The labs and assignments were interesting but the lectures, content videos were not engaging.

By Tyler G

Jun 11, 2021

A somewhat disappointing and misleading followup to the excellent first course in this specialization. I​t's heavily focused on shallow learning on structured data, which is not at all what I think of when I think of the challenges in prod ML.

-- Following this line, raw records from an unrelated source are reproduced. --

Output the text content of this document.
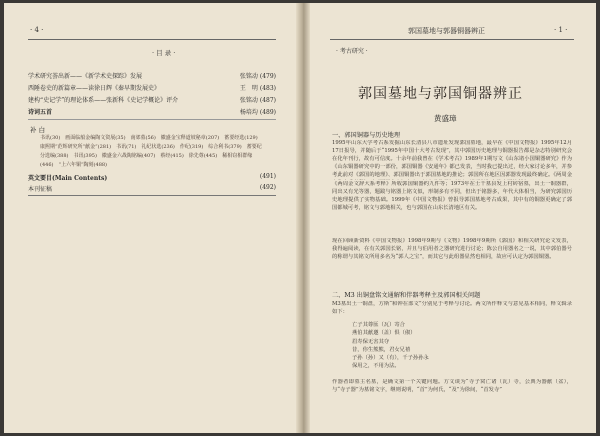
· 4 ·
· 目 录 ·
学术研究荟出新——《新学术史探踪》发展	张铭动 (479)
西陲卷史的新篇章——读徐日辉《秦早期发展史》	王　明 (483)
建构“史记学”的理论体系——张新科《史记学概论》评介	张铭动 (487)
诗词五首	杨培均 (489)
补 白
书讯(30)　画面临船金编陶文资展(35)　南郊墓(56)　徽盛金宝释道坡秘章(207)　蓄要经选(129)
康熙期“范辉研究所“献金”(281)　书讯(71)　礼纪状选(236)　作纪(319)　综合利书(379)　蓄要纪
分选编(388)　书讯(395)　徽盛金六战陶铭编(407)　蔡经(415)　徐先尊(445)　稀相窃相群缘
(446)　“上六年铜”陶刻(488)
英文要目(Main Contents)	(491)
本刊征稿	(492)
郭国墓地与郭器铜器辨正	· 1 ·
· 考古研究 ·
郭国墓地与郭国铜器辨正
黄盛璋
一、郭国铜器与历史地理
1995年山东大学考古系发掘山东长清县八市遗址发现郭国墓地，最早在《中国文物报》1995年12月17日报导，并随后于“1995年中国十大考古发现”，其中郭国历史地理与铜器报告都是杂志特别研究会在化年刊行，故有可信度。十余年前我曾在《学术考古》1989年1期写文《山东诸小国铜器研究》作为《山东铜器研究中的一部份，郭国铜器《安通年》都已发表，当时我已提出过，经大家讨论多年，并参考此前对《郭国的地理》、郭国铜器出于郭国墓地的推论；郭国所在地区因郭器发现最终确定。《两周金
《两周金文辞大系考释》所收郭国铜器约九件等；1973年在士干墓县发上村砖宿墓，出土一铜器群，同出又有光等器，题跋与铭器上铭文似，形制多有不同，但出于铭器多，年代大体相当，为研究郭国历史地理提供了实物基础。1999年《中国文物报》曾报导郭国墓地考古成果，其中有的铜器更确定了郭国都城可考，铭文与郭地相关，也与郭国在山东长清地区有关。
现在回顾新资料《中国文物报》1998年9期与《文物》1998年9期所《郭国》和相关研究论文发表，我得遍阅读，在有关郭国长铭，并且与伯用者之器研究进行讨论；陈公自用器名之一说，其中郭伯器号的称谓与其铭文所用多名为“郭人之宝”，而其它与此组器显然也相同，故应可认定为郭国铜器。
二、M3 出铜盘铭文通解和伴器考释主及郭国相关问题
M3墓出土一铜盘，方斯“和钟在部文”分别见于考释与讨论。两文所作释文与意见基本相同，释文辑录如下：
亡子其尊匜（瓦）寄合
燕伯其献邀（盖）俱（俶）
眉寿保无害其夺
昔，你生熊熊，君女兄禧
子孙（孙）又（有），千子孙孙永
保用之，不用为法。
作器者即墓主名墓，是确文第一个关键问题。方文谈为“寺子窝亡诸（瓦）寺，公典为器献（盆），与“寺子器”为墓铭文字，继则说明，“首”为何氏，“及”为徐间，“首发寺”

TFX feels more like a solution to technologies that were available well before the deep learning revolution. T​here are certainly some useful, albeit complicated, tools coming out of google/tensorflow. We'll see if TFX sticks or just becomes another tensorflow.estimator in the shadow of keras.

By Aadidev S

May 16, 2021

This was quite exciting! A lot of new, innovative content in the TFX libraries along with all the theoretical background necessary for determining when to use each component in the data life-cycle, highly recommend!

By Fernandes M R

Jun 19, 2021

Its good, I think was a little difficult because TensorFlow, but it was very explicative.

By Chandan k

Jun 22, 2021

A good course indeed to pursue my dream job !

By Manuja

Jun 9, 2021

Fantastic course

By Bharath P

May 29, 2021

excellent course. Nice to see how we can detect data drift and skew drift

By Germán G

May 28, 2021

Traté en varios navegadores de enviar mi trabajo para ser sometido a evaluación, sin éxito. No obtuve respuesta ni soporte.

El contenido es interesante pero el soporte y habilitación no está al nivel de lo requerido: es lamentable que no reembolsen.